Send transactional email.

Use a sandbox key while developing and a live key after production approval and domain verification. All API requests use JSON over HTTPS and Bearer authentication.

POST

/api/v1/email/send

Requires email.send. Queue a live message or capture a sandbox message without contacting recipients.

GET

/api/v1/email/{id}

Requires email.read. Retrieve the tenant-scoped message, recipient states, and event history.

AUTH

Environment keys

mp_test_ suppresses delivery. mp_live_ requires production approval and a verified sender domain.

Quick start

Before sending

Create a key

Generate a sandbox or live key with email.send. Copy it immediately because the plain key is shown only once.

Prepare live sending

Live sending requires platform approval and a verified domain matching the domain portion of from.

Send and inspect

Store the returned message UUID. Use an email.read key to retrieve recipients and delivery events.

JSON request

curl -X POST "https://nextmailer.kumulant.com/api/v1/email/send" \
  -H "Authorization: Bearer mp_test_YOUR_API_KEY" \
  -H "Content-Type: application/json" \
  -H "Idempotency-Key: order-1048-confirmation" \
  -d '{
    "from": "notifications@your-domain.com",
    "from_name": "Your Application",
    "reply_to": "support@your-domain.com",
    "to": ["customer@example.net"],
    "subject": "Your order is confirmed",
    "html": "<h1>Thank you</h1><p>Your order is ready.</p>",
    "text": "Thank you.

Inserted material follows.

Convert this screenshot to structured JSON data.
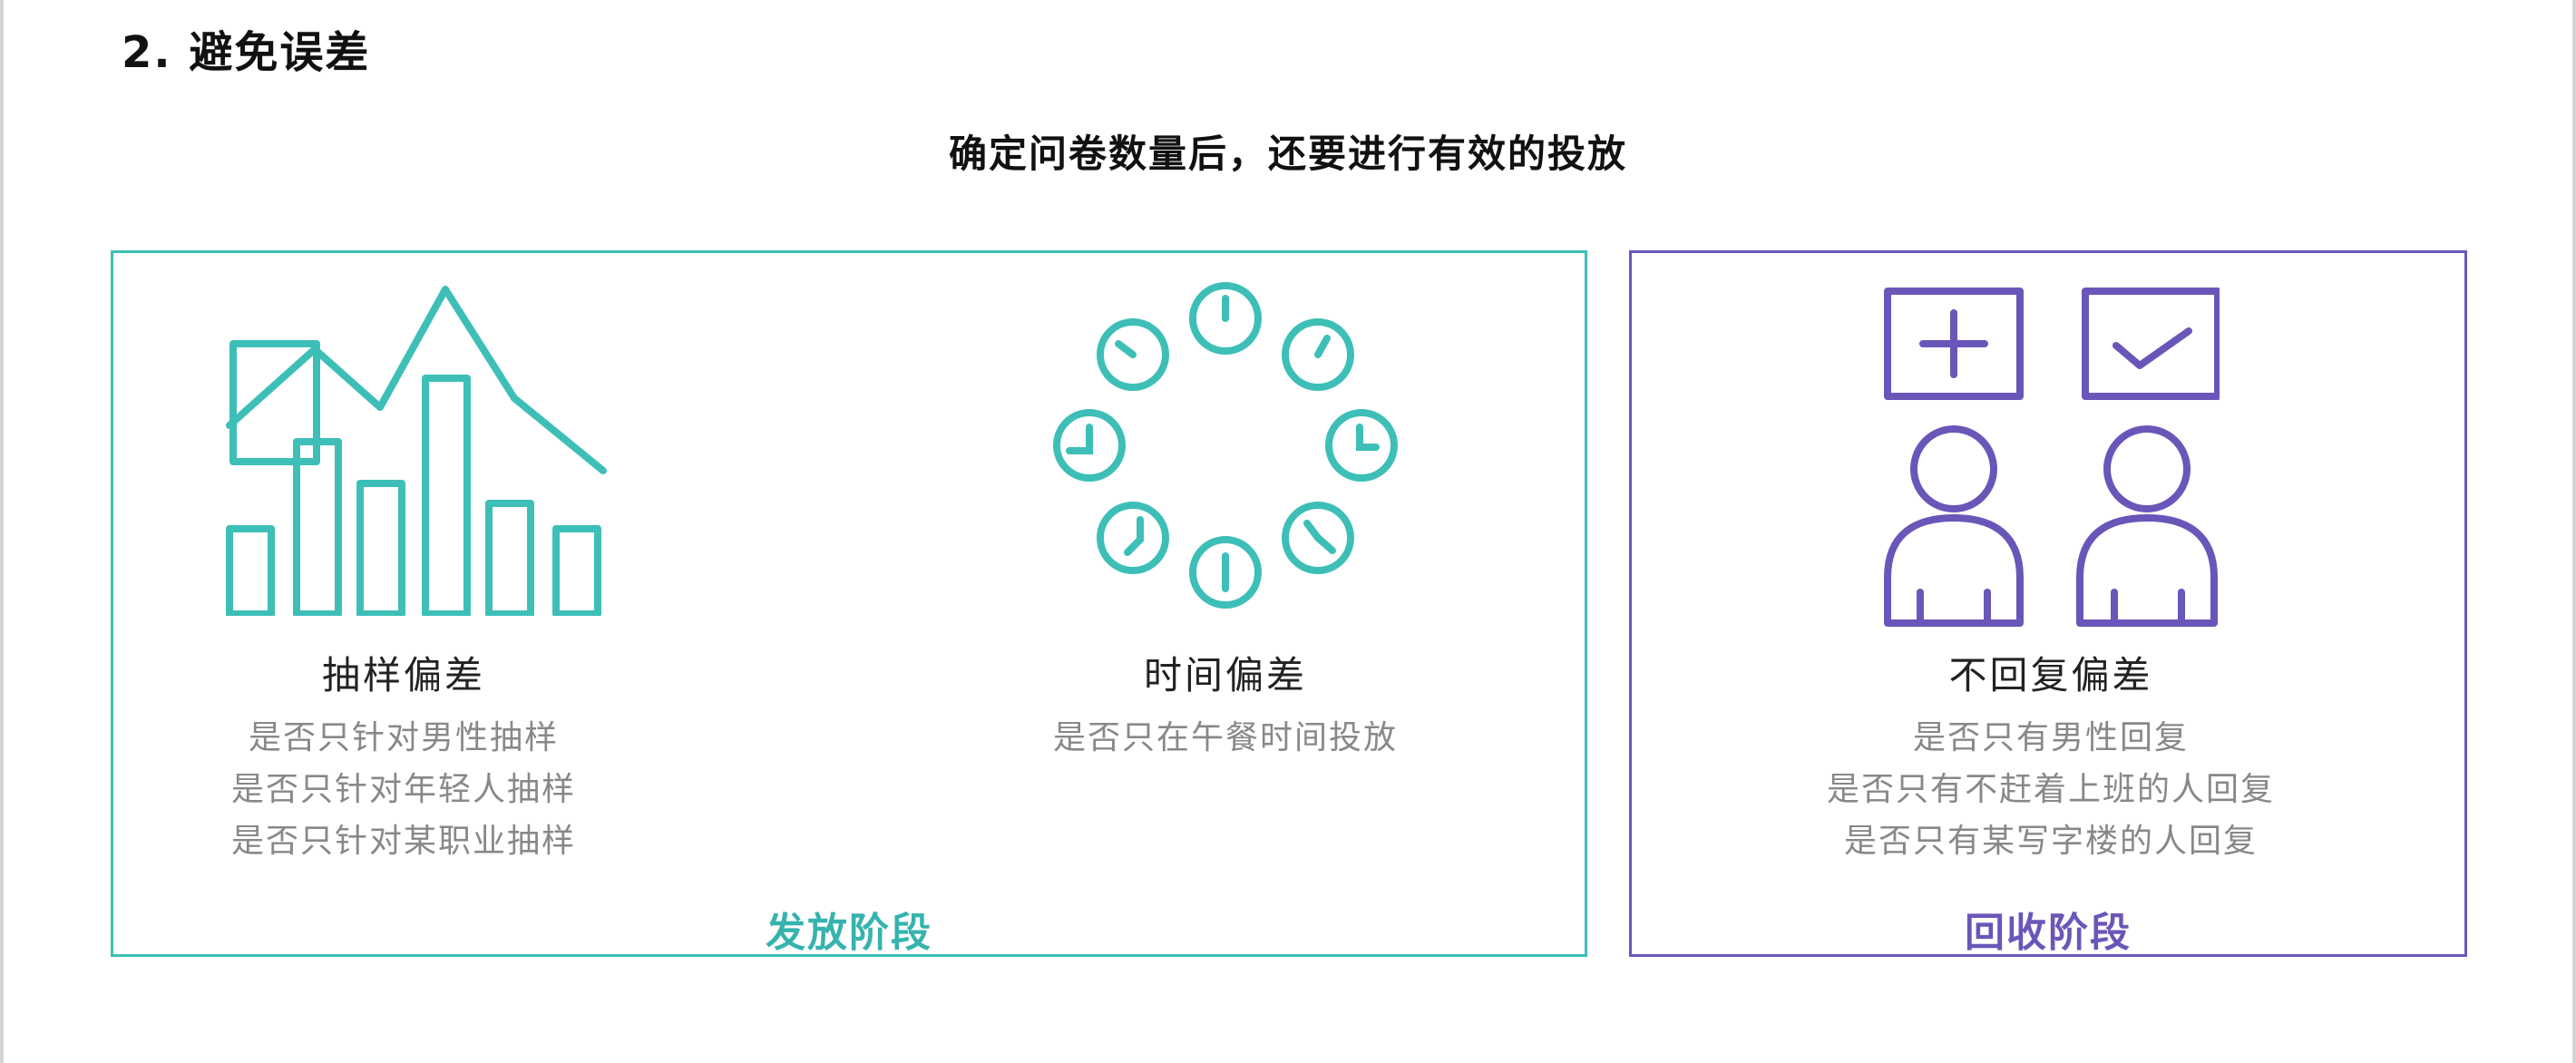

Your order is ready."
  }'

202

Accepted response

{"id":"uuid","status":"queued","sandbox":false}. Accepted means queued; it does not mean delivered.

TEST

Sandbox response

Sandbox requests return status: sandboxed and sandbox: true. They appear in the dashboard but are never delivered.

200

Idempotent replay

Reusing the same Idempotency-Key for the organization returns the existing message instead of creating another.

Retrieve message status

curl "https://nextmailer.kumulant.com/api/v1/email/MESSAGE_UUID" \
  -H "Authorization: Bearer mp_live_YOUR_API_KEY"

Request fields

Payload and limits

Recipients

to is required and accepts an email or array. cc and bcc are optional arrays. Organization quotas determine the maximum recipients.

Content

Provide subject and at least one of html or text, or provide an active template slug with optional variables.

Optional fields

Supports from_name, reply_to, up to 30 custom headers, and up to 10 attachments of 10 MB each using multipart form data.

Responses

Common status codes

401

Missing key

The Bearer token is absent or does not use a supported key prefix.

403

Access denied

The key is invalid, expired, revoked, missing permission, blocked by its IP allowlist, or the organization cannot send.

404

Not found

The message or active template does not exist within the API key's organization.

422

Validation failed

Review the JSON error details for invalid fields, an unverified sender domain, suppression, recipient limits, or quota failures.

429

Rate limited

The API key exceeded the configured per-minute request limit. Retry with backoff.